Title: Variational approximation for stochastic volatility via continuous random walk processes
Authors: Nicolas Bianco - University of Padova (Italy) [presenting]
Mauro Bernardi - University of Padova (Italy)
Abstract: Discrete-time stochastic volatility (SV) represent a valid alternative to GARCH models, that are easy to estimate, but have relevant drawbacks. However, the formulation of the volatility as a latent process makes parameters estimation more complicated for the SV models. The estimation has been previously tackled within an approximate Bayesian framework by leveraging the variational Bayes approach. One approach locally approximates the underlying stochastic process, while another suggests using a multivariate Gaussian as an approximation of the joint distribution of the latent volatilities with a fixed structure of the variance-covariance matrix. We propose variational methods for parameters estimation and signal extraction in a Bayesian context that relies on a flexible approximation of the volatility through a continuous random walk (CRW) process.
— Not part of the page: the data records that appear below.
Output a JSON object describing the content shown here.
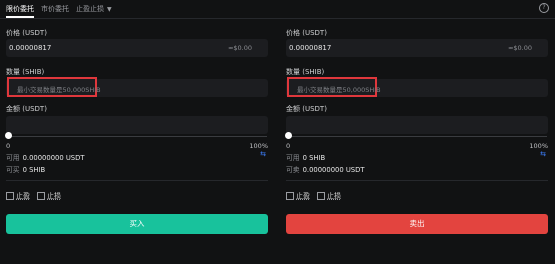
{
  "tabs": {
    "limit": "限价委托",
    "market": "市价委托",
    "stop": "止盈止损"
  },
  "colors": {
    "buy": "#18c29c",
    "sell": "#e3443f",
    "highlight": "#e0373c",
    "swap": "#3b7cf7"
  },
  "buy": {
    "price_label": "价格 (USDT)",
    "price_value": "0.00000817",
    "price_fiat": "≈$0.00",
    "qty_label": "数量 (SHIB)",
    "qty_placeholder": "最小交易数量是50,000SHIB",
    "amount_label": "金额 (USDT)",
    "slider_min": "0",
    "slider_max": "100%",
    "slider_level": 0,
    "avail_label": "可用",
    "avail_value": "0.00000000 USDT",
    "can_label": "可买",
    "can_value": "0 SHIB",
    "tp_label": "止盈",
    "sl_label": "止损",
    "button": "买入"
  },
  "sell": {
    "price_label": "价格 (USDT)",
    "price_value": "0.00000817",
    "price_fiat": "≈$0.00",
    "qty_label": "数量 (SHIB)",
    "qty_placeholder": "最小交易数量是50,000SHIB",
    "amount_label": "金额 (USDT)",
    "slider_min": "0",
    "slider_max": "100%",
    "slider_level": 0,
    "avail_label": "可用",
    "avail_value": "0 SHIB",
    "can_label": "可卖",
    "can_value": "0.00000000 USDT",
    "tp_label": "止盈",
    "sl_label": "止损",
    "button": "卖出"
  },
  "icons": {
    "help": "help-circle-icon",
    "swap": "swap-arrows-icon",
    "chevron": "chevron-down-icon"
  }
}
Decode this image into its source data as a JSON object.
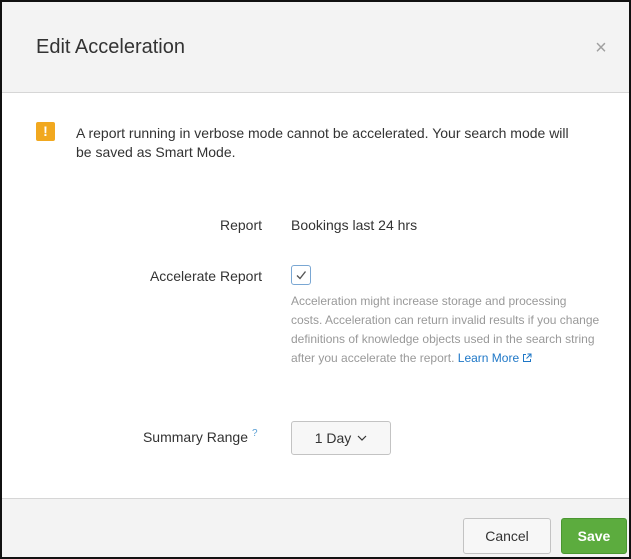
{
  "dialog": {
    "title": "Edit Acceleration",
    "close_icon": "close-icon",
    "close_glyph": "×"
  },
  "warning": {
    "icon": "warning-icon",
    "icon_glyph": "!",
    "icon_color": "#f1a81f",
    "message": "A report running in verbose mode cannot be accelerated. Your search mode will be saved as Smart Mode."
  },
  "report": {
    "label": "Report",
    "value": "Bookings last 24 hrs"
  },
  "accelerate": {
    "label": "Accelerate Report",
    "checked": true,
    "help_text": "Acceleration might increase storage and processing costs. Acceleration can return invalid results if you change definitions of knowledge objects used in the search string after you accelerate the report. ",
    "learn_more": "Learn More",
    "learn_more_icon": "external-link-icon"
  },
  "summary_range": {
    "label": "Summary Range",
    "help_marker": "?",
    "selected": "1 Day",
    "dropdown_icon": "chevron-down-icon"
  },
  "footer": {
    "cancel_label": "Cancel",
    "save_label": "Save",
    "save_color": "#5cac3e"
  }
}
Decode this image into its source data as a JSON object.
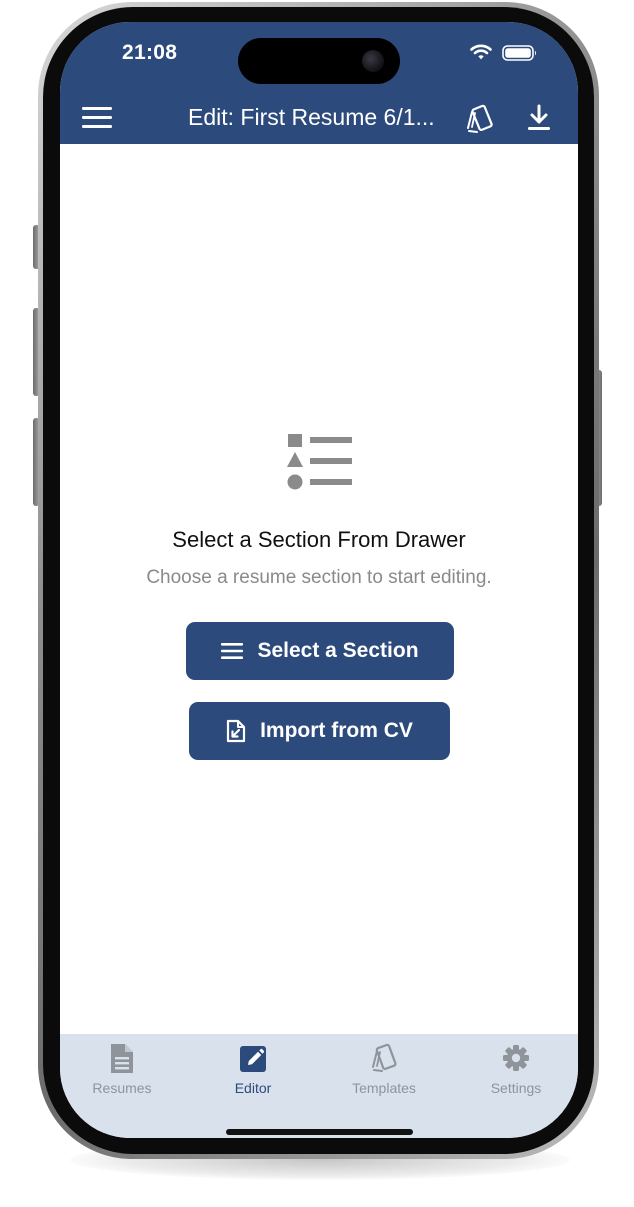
{
  "status_bar": {
    "time": "21:08"
  },
  "app_bar": {
    "title": "Edit: First Resume 6/1...",
    "menu_icon": "hamburger-menu-icon",
    "templates_icon": "cards-icon",
    "download_icon": "download-icon"
  },
  "empty_state": {
    "icon": "shapes-list-icon",
    "title": "Select a Section From Drawer",
    "subtitle": "Choose a resume section to start editing.",
    "select_button_label": "Select a Section",
    "import_button_label": "Import from CV"
  },
  "tabs": [
    {
      "label": "Resumes",
      "icon": "document-icon",
      "active": false
    },
    {
      "label": "Editor",
      "icon": "edit-icon",
      "active": true
    },
    {
      "label": "Templates",
      "icon": "cards-icon",
      "active": false
    },
    {
      "label": "Settings",
      "icon": "gear-icon",
      "active": false
    }
  ],
  "colors": {
    "primary": "#2c4a7c",
    "tab_bar_bg": "#d9e1ec",
    "inactive_tab": "#8f949b",
    "empty_icon": "#8a8a8a"
  }
}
The latter is a semi-parametric process that is consistent with respect to the choice of the locations and it has a sparse precision matrix that enables efficient computations. Although the point estimates of the posterior volatility are precise, the CRW process is homoscedastic which is in contrast with the true behaviour of the volatility a posteriori. Therefore, to get accurate HPD intervals, we extend the CRW process to account for the heteroscedastic behaviour by allowing its scale to follow a process leading to a hierarchical random field approximation.